Europeans took many of the fundamentals of their scientific understanding from the Muslim world. For example, Europeans thought that the earth was flat like a tray and was surrounded by a wall, while Muslims had realized the fact that it was a rotating globe. This is written in detail in the books Sharh-ul mawâqif and Ma'rifatnâma. They measured the length of the meridian on the Sinjar Desert, which is near Mosul, and their measurement tallies with today's findings. Nûr-ud-dîn Batrûjî, who died in 581 (1185), was a professor of astronomy at an Islamic University in Andalusia. His book Al-Hayât reflects today's astronomical information. When Galileo, Copernicus and Newton studied Muslims' books and stated that the earth was rotating, their statements were deemed heresy. Galileo, as we have said above, was subjected to a trial and was sentenced to imprisonment by Christian priests. The natural sciences were also studied and taught in the time's Islamic madrasas. The Andalusian madrasas guided the whole world in this respect.

The person who first explored that germs caused diseases was Ibni Sinâ, who was educated in a Muslim environment. It was 900 years ago when he said, "It is a very little worm that makes every disease. It is a shame we do not have an apparatus to see them."

One of the great Islamic doctors, Abû Bakr Râzî (rahimahullâhu ta'âlâ) (854- 52), was the first to distinguish between scarlatina, measles, and smallpox, which were thought to be the same one disease during that time. The books of such Islamic scholars were taught in all the universities of the world throughout the Middle Ages. While the mentally-handicapped were being burned alive because they were "possessed by Satan" in the Western world, hospitals had been constructed in the Eastern world for the medical treatment of such patients.

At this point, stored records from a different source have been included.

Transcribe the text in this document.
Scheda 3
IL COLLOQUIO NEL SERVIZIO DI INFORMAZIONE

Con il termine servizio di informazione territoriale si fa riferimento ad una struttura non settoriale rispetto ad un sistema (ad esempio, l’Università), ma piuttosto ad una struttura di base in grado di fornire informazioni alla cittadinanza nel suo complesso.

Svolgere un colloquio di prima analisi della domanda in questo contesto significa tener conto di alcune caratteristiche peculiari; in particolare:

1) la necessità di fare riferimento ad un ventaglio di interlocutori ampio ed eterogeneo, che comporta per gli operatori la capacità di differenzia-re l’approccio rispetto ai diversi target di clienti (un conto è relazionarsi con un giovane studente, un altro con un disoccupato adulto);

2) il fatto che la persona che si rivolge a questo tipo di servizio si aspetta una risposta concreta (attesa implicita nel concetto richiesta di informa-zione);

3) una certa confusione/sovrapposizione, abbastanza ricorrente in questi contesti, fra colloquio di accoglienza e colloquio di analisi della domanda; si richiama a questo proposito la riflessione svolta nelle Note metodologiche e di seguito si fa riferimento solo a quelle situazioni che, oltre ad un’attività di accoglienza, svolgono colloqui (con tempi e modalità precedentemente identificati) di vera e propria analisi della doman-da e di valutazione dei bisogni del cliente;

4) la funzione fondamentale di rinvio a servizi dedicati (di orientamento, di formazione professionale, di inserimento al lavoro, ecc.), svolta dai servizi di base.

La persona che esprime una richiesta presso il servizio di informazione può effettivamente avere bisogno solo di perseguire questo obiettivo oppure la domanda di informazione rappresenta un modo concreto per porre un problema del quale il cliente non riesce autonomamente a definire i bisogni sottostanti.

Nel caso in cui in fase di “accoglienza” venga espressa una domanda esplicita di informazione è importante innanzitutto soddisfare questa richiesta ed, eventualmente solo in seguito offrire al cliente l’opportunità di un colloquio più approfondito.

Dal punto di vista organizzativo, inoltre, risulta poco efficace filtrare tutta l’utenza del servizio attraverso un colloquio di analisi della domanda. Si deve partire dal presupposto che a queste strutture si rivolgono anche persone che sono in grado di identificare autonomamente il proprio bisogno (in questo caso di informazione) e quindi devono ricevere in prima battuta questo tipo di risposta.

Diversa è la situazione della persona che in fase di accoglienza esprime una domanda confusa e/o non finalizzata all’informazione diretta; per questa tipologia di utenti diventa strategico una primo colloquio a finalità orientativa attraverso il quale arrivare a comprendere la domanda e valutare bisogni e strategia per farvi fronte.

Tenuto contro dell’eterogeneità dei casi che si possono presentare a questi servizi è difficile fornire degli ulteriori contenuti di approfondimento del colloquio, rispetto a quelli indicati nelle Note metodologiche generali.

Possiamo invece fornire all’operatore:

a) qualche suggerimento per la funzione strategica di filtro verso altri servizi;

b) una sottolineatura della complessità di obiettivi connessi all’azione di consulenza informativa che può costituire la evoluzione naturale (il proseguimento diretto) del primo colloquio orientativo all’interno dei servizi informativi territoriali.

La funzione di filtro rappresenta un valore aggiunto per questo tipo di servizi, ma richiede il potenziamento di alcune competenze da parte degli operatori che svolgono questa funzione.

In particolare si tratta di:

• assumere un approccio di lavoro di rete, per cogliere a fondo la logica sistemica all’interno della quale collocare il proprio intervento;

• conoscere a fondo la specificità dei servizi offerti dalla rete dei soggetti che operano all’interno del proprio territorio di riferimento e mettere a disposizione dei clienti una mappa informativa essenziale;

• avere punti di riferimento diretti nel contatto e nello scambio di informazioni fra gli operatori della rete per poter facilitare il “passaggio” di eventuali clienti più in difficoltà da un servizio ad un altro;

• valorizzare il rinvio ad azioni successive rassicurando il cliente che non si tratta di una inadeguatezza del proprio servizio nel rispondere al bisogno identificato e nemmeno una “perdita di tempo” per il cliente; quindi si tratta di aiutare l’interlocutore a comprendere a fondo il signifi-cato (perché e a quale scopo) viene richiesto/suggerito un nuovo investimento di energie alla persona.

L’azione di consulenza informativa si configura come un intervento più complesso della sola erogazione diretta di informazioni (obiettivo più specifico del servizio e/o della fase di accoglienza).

Today, everyone with an objective mind admits the facts written above, i.e., the fact that positive knowledge and science was first founded by Muslims. Ibni Sinâ (Avicenna) Husain, passed away in Hamadan in 428 (1037 A.D.). This, too, is also confirmed by many Western scholars. However, some enemies of Islam, who infiltrated into Muslim countries, masqueraded as Muslims, somehow drew Muslim audiences and began to foist their heresies on Muslims. They told uneducated people about their new scientific findings and facilities, and about the new weapons they produced. Then they deceived the ignorant, saying, "These are non-Muslim findings, those who use them will become non-Muslims." They caused the Muslims to forget Allâhu ta'âlâ's command: "Learn everything." The efforts of these people was one of the main reasons for the decline of the East. The Western world became superior with its new weapons and technology. On the one hand, these insidious enemies of the Islamic religion deceived Muslims in this way, and, on the other hand, they said: "Muslims do not like science; they do not want constructive knowledge; Islam is fanaticism and it means going backwards." They tried to alienate Muslim youngsters from their Islamic heritage and destroy the future of Islam.